1. A decorrere dalla data di entrata in vigore della presente legge, è fatto divieto alla società RAI-Radiotelevisione italiana Spa di percepire, direttamente o indirettamente, per il funzionamento del servizio pubblico generale radiotelevisivo, i proventi derivanti dalle operazioni di vendita degli spazi pubblicitari.

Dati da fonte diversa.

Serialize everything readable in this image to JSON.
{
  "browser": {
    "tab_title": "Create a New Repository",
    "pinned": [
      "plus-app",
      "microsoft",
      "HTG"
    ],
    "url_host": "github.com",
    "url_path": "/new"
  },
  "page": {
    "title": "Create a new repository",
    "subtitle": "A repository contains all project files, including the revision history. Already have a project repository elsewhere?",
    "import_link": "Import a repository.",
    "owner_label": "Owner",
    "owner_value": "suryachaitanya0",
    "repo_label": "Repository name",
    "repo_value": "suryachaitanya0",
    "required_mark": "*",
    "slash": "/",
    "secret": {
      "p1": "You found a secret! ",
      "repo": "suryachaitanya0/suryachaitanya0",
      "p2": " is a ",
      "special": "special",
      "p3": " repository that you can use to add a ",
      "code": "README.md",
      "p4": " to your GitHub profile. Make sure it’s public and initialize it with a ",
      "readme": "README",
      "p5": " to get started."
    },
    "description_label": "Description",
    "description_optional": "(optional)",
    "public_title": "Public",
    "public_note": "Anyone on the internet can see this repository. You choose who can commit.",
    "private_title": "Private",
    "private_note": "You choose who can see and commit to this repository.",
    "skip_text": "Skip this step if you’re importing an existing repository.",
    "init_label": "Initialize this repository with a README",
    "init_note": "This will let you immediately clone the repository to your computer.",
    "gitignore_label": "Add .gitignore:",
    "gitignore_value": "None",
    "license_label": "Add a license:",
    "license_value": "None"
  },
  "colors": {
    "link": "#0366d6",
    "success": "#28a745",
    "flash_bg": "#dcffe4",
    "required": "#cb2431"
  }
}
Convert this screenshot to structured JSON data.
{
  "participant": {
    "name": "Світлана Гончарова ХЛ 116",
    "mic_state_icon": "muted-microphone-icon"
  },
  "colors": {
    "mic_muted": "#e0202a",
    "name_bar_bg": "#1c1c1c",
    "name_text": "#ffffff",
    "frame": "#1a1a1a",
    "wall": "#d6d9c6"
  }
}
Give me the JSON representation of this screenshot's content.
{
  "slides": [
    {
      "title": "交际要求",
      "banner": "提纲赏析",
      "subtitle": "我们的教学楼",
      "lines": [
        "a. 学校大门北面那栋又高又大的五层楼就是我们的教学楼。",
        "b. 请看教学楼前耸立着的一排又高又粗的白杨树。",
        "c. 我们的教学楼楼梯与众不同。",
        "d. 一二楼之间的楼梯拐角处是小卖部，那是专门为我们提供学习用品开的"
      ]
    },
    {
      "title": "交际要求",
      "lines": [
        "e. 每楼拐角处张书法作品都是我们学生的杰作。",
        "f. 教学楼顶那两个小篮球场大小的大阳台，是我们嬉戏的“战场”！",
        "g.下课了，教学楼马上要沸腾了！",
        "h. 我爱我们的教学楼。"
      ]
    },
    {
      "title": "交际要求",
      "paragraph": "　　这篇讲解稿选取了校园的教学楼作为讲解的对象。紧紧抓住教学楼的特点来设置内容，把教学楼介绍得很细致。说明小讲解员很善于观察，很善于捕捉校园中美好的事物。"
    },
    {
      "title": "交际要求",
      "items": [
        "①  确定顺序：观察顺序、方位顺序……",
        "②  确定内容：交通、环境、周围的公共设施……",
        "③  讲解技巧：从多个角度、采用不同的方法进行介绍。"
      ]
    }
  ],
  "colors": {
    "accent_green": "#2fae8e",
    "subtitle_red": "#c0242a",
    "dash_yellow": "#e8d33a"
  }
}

2. Al fine di assicurare l'indipendenza e il pluralismo dell'informazione, nonché di incentivare l'innovazione dell'offerta informativa, con decreto del Ministro dell'economia e delle finanze, di concerto con il Ministro dello sviluppo economico, sentita l'Autorità per le garanzie nelle comunicazioni, da adottare entro sessanta giorni dalla data di entrata in vigore della presente legge, sono definiti i criteri e le modalità per l'assegnazione dei proventi derivanti dalla vendita degli spazi pubblicitari di cui al comma 1 del presente articolo, nella misura massima del 70 per cento, al Fondo per il pluralismo e l'innovazione dell'informazione di cui all'articolo 1, comma 1, della legge 26 ottobre 2016, n. 198.

Art. 2.
(Abrogazione)

1. Il comma 1 dell'articolo 38 del testo unico dei servizi di media audiovisivi e radiofonici, di cui al decreto legislativo 31 luglio 2005, n. 177, è abrogato.